I am wheelchair bound with MS. My husband and I decided that we would adopt a dog and train him as a service dog to assist me in maintaining a quality of living without forever being dependent on other people. After much research, we decided to adopt an Australian Labradoodle. They had all the qualities that we required in a dog.
So it was that Banjo joined our family in 2008. Straight away it was evident as to what a lovable, intelligent dog he was. Intense training took place and just about when we were going to put him forward to be registered as a service dog, Banjo became epileptic. He was just 2 1/2 years old. Sadly, resultant of this, he was unable to continue as a service dog.
Over the ensuing years his, seizures worsened to the point where he was having cluster seizures. Every epileptic episode was heart wrenching for us. No one likes to see their beloved dog in such a traumatic state.

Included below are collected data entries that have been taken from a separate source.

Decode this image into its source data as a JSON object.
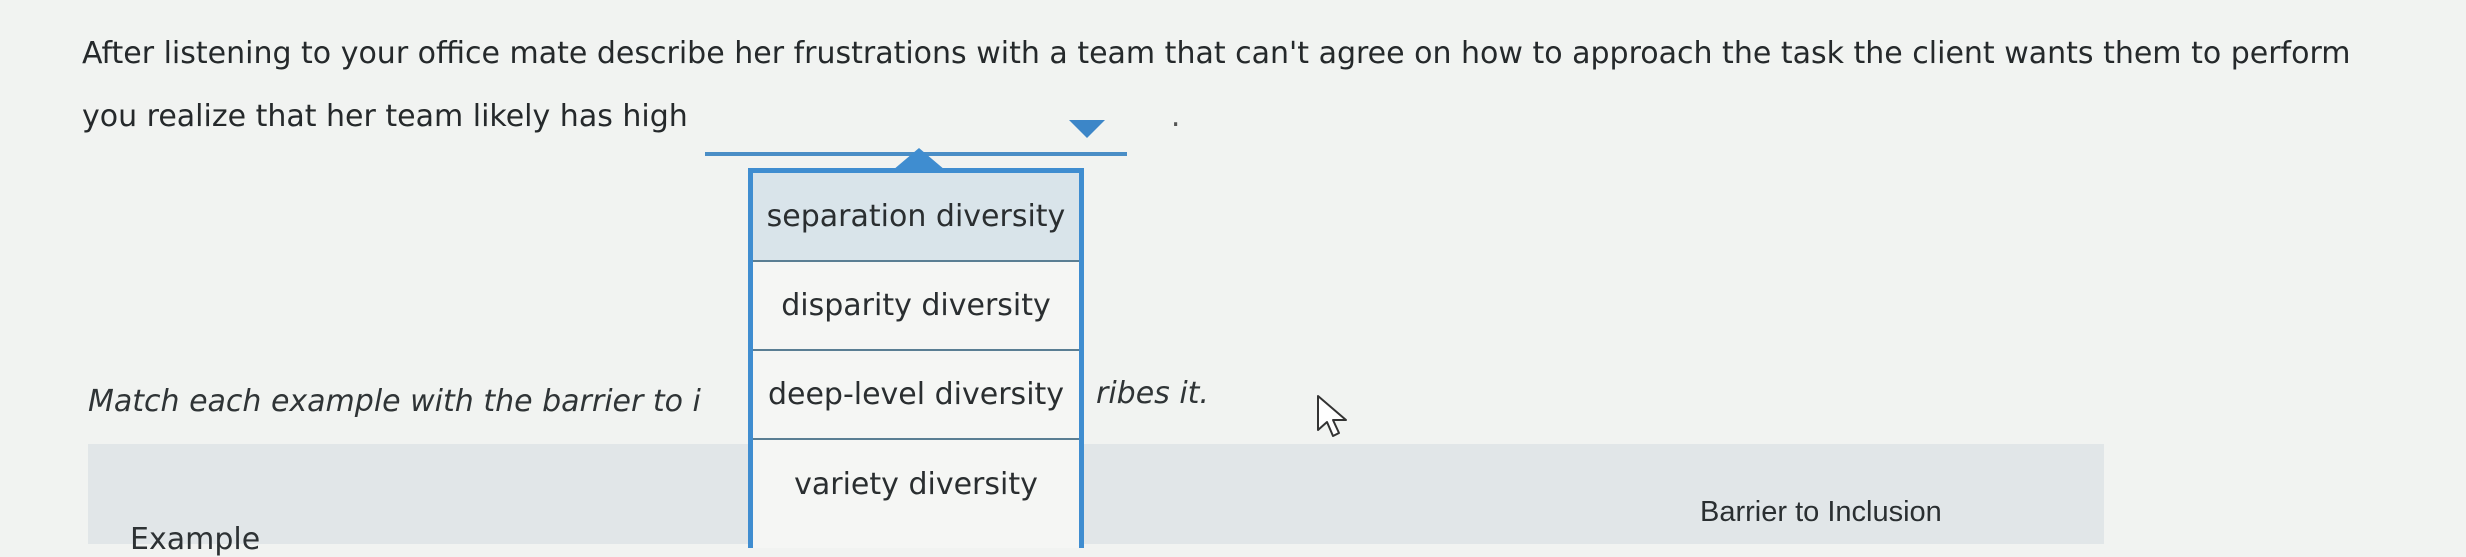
{
  "question": {
    "line1": "After listening to your office mate describe her frustrations with a team that can't agree on how to approach the task the client wants them to perform",
    "line2_prefix": "you realize that her team likely has high",
    "blank_value": "",
    "line2_suffix": "."
  },
  "dropdown": {
    "options": [
      "separation diversity",
      "disparity diversity",
      "deep-level diversity",
      "variety diversity"
    ],
    "highlighted_index": 0
  },
  "instruction": {
    "visible_left": "Match each example with the barrier to i",
    "visible_right": "ribes it."
  },
  "table": {
    "col_example": "Example",
    "col_barrier": "Barrier to Inclusion"
  },
  "colors": {
    "accent": "#3f8dd0",
    "highlight": "#d9e4ea"
  }
}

In 2014 we noticed a welcome change in Banjo’s seizures. They were becoming much milder so we were hoping that he was growing out of his epilepsy. However, our hopes were dashed when on the evening of December 18th, 2014 Banjo suffered a Status Epilepticus. We rushed him to Vancouver Animal ER where he remained in a coma for 24 hours. Everything possible was done by the wonderful staff there to save Banjo. He regained consciousness but was unable to stand and was not eating. It was decided that an MRI was necessary to ascertain what brain damage had been done and whether there would be a chance of full recovery. For this, he had to be taken to Can West, the animal specialist hospital. On the morning of the 22nd whilst the medical staff were prepping him for his MRI, he went into cardiac arrest and did not recover. We were devastated. Just like everything else Banjo had done in his life, he made it easy for us and made the decision himself that we were dreading having to make ourselves. He was an extraordinary dog.

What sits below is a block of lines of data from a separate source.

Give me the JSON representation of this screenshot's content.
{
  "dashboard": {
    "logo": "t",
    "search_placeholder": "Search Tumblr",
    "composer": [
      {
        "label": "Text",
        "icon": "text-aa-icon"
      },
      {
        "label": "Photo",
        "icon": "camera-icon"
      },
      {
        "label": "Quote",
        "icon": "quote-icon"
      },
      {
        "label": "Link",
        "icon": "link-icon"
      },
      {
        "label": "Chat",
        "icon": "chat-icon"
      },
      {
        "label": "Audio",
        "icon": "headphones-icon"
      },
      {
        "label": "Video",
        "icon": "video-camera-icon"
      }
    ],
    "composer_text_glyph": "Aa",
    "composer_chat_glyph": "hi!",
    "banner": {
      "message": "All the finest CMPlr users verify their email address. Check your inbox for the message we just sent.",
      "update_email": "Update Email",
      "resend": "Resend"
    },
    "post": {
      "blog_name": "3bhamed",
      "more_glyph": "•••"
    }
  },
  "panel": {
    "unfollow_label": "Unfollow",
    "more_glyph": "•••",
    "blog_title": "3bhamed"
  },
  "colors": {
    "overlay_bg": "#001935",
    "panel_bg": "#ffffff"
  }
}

The invoices were sent to Trupanion and all I can say is that the staff showed great compassion, were sympathetic and made us feel that they too had lost a friend. The payment for Banjo’s treatment was received in a very timely manner. We have only praise for the team at Trupanion. No complaints whatsoever.
We are now training Banjo’s younger sister, Jarrah to be a service dog and she wears her brother’s vest with pride.
Thank you Trupanion for all your help and for being there for us.